当进程数超过 MAX_PROCESSES（64）时，_prune_if_needed() 按 LRU 策略清理：先移除已完成最久的进程，必要时 kill 最老的运行进程。

JSON Checkpoint（process_registry.py:54）

CHECKPOINT_PATH = get_hermes_home() / "processes.json"

每次 spawn/kill/exit 时，Registry 将进程状态序列化到 processes.json。当 Gateway 崩溃重启时，_load_checkpoint() 恢复已知进程的元数据——虽然 pipe 已断开（标记为 detached=True），但 PID 仍然可用于状态检查和 kill。

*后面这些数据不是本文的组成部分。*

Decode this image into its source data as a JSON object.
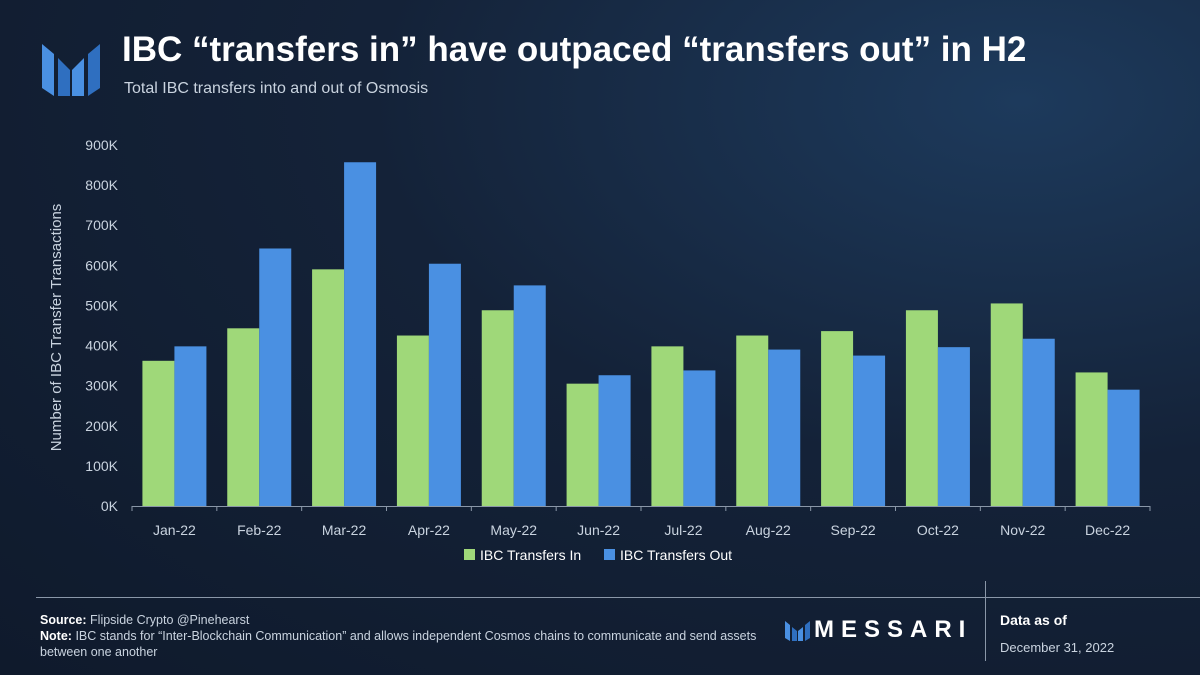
{
  "header": {
    "title": "IBC “transfers in” have outpaced “transfers out” in H2",
    "subtitle": "Total IBC transfers into and out of Osmosis"
  },
  "colors": {
    "series_in": "#9fd879",
    "series_out": "#4a90e2",
    "logo": "#4a90e2"
  },
  "chart_data": {
    "type": "bar",
    "title": "IBC “transfers in” have outpaced “transfers out” in H2",
    "subtitle": "Total IBC transfers into and out of Osmosis",
    "xlabel": "",
    "ylabel": "Number of IBC Transfer Transactions",
    "ylim": [
      0,
      900000
    ],
    "yticks": [
      0,
      100000,
      200000,
      300000,
      400000,
      500000,
      600000,
      700000,
      800000,
      900000
    ],
    "ytick_labels": [
      "0K",
      "100K",
      "200K",
      "300K",
      "400K",
      "500K",
      "600K",
      "700K",
      "800K",
      "900K"
    ],
    "categories": [
      "Jan-22",
      "Feb-22",
      "Mar-22",
      "Apr-22",
      "May-22",
      "Jun-22",
      "Jul-22",
      "Aug-22",
      "Sep-22",
      "Oct-22",
      "Nov-22",
      "Dec-22"
    ],
    "series": [
      {
        "name": "IBC Transfers In",
        "values": [
          362000,
          443000,
          590000,
          425000,
          488000,
          305000,
          398000,
          425000,
          436000,
          488000,
          505000,
          333000
        ]
      },
      {
        "name": "IBC Transfers Out",
        "values": [
          398000,
          642000,
          857000,
          604000,
          550000,
          326000,
          338000,
          390000,
          375000,
          396000,
          417000,
          290000
        ]
      }
    ],
    "grid": false,
    "legend_position": "bottom-center"
  },
  "footer": {
    "source_label": "Source:",
    "source_text": "Flipside Crypto @Pinehearst",
    "note_label": "Note:",
    "note_text": "IBC stands for “Inter-Blockchain Communication” and allows independent Cosmos chains to communicate and send assets between one another",
    "brand": "MESSARI",
    "asof_label": "Data as of",
    "asof_date": "December 31, 2022"
  },
  "icons": {
    "logo": "messari-logo-icon",
    "brand_logo": "messari-small-logo-icon"
  }
}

后台进程的输出通过 daemon reader thread（process_registry.py:224-278）持续读取到 output_buffer 中。当 buffer 超过 MAX_OUTPUT_CHARS（200KB）时，截断前面的内容保留最新的部分。这让 process(action="poll") 总是能返回最近的输出，而不需要让 agent 处理几 MB 的历史日志。

Browser 清理守护线程（browser_tool.py:374-478）

浏览器会话是最重型的资源——每个 session 可能持有一个 Chromium 进程（本地）或一个 Browserbase 云实例（付费）。

双层清理机制

第一层：atexit handler（browser_tool.py:401-407）

# browser_tool.py:401-407
# Register cleanup via atexit only.  Previous versions installed
# SIGINT/SIGTERM handlers that called sys.exit(), but this conflicts
# with prompt_toolkit's async event loop.
atexit.register(_emergency_cleanup_all_sessions)

注意注释中的经验教训：早期版本在 SIGINT/SIGTERM handler 中调用 sys.exit()，但这与 prompt_toolkit 的 async event loop 冲突——在 key-binding callback 内部抛出 SystemExit 会破坏协程状态让进程不可杀。现在只用 atexit，依赖 cli.py 的信号处理转换为 KeyboardInterrupt。

第二层：inactivity cleanup thread（browser_tool.py:442-478）

# browser_tool.py:442-478
def _browser_cleanup_thread_worker():
    while _cleanup_running:
        _cleanup_inactive_browser_sessions()   # 检查并清理超时 session
        for _ in range(30):                     # 每 30 秒检查一次
            if not _cleanup_running:
                break
            time.sleep(1)                       # 1 秒间隔，快速响应停止

_cleanup_inactive_browser_sessions()（browser_tool.py:414-439）检查每个 session 的最后活动时间，超过 BROWSER_SESSION_INACTIVITY_TIMEOUT 的 session 被自动关闭。Sleep 使用 1 秒间隔循环而非 time.sleep(30)，让线程能在进程退出时快速响应 _cleanup_running = False。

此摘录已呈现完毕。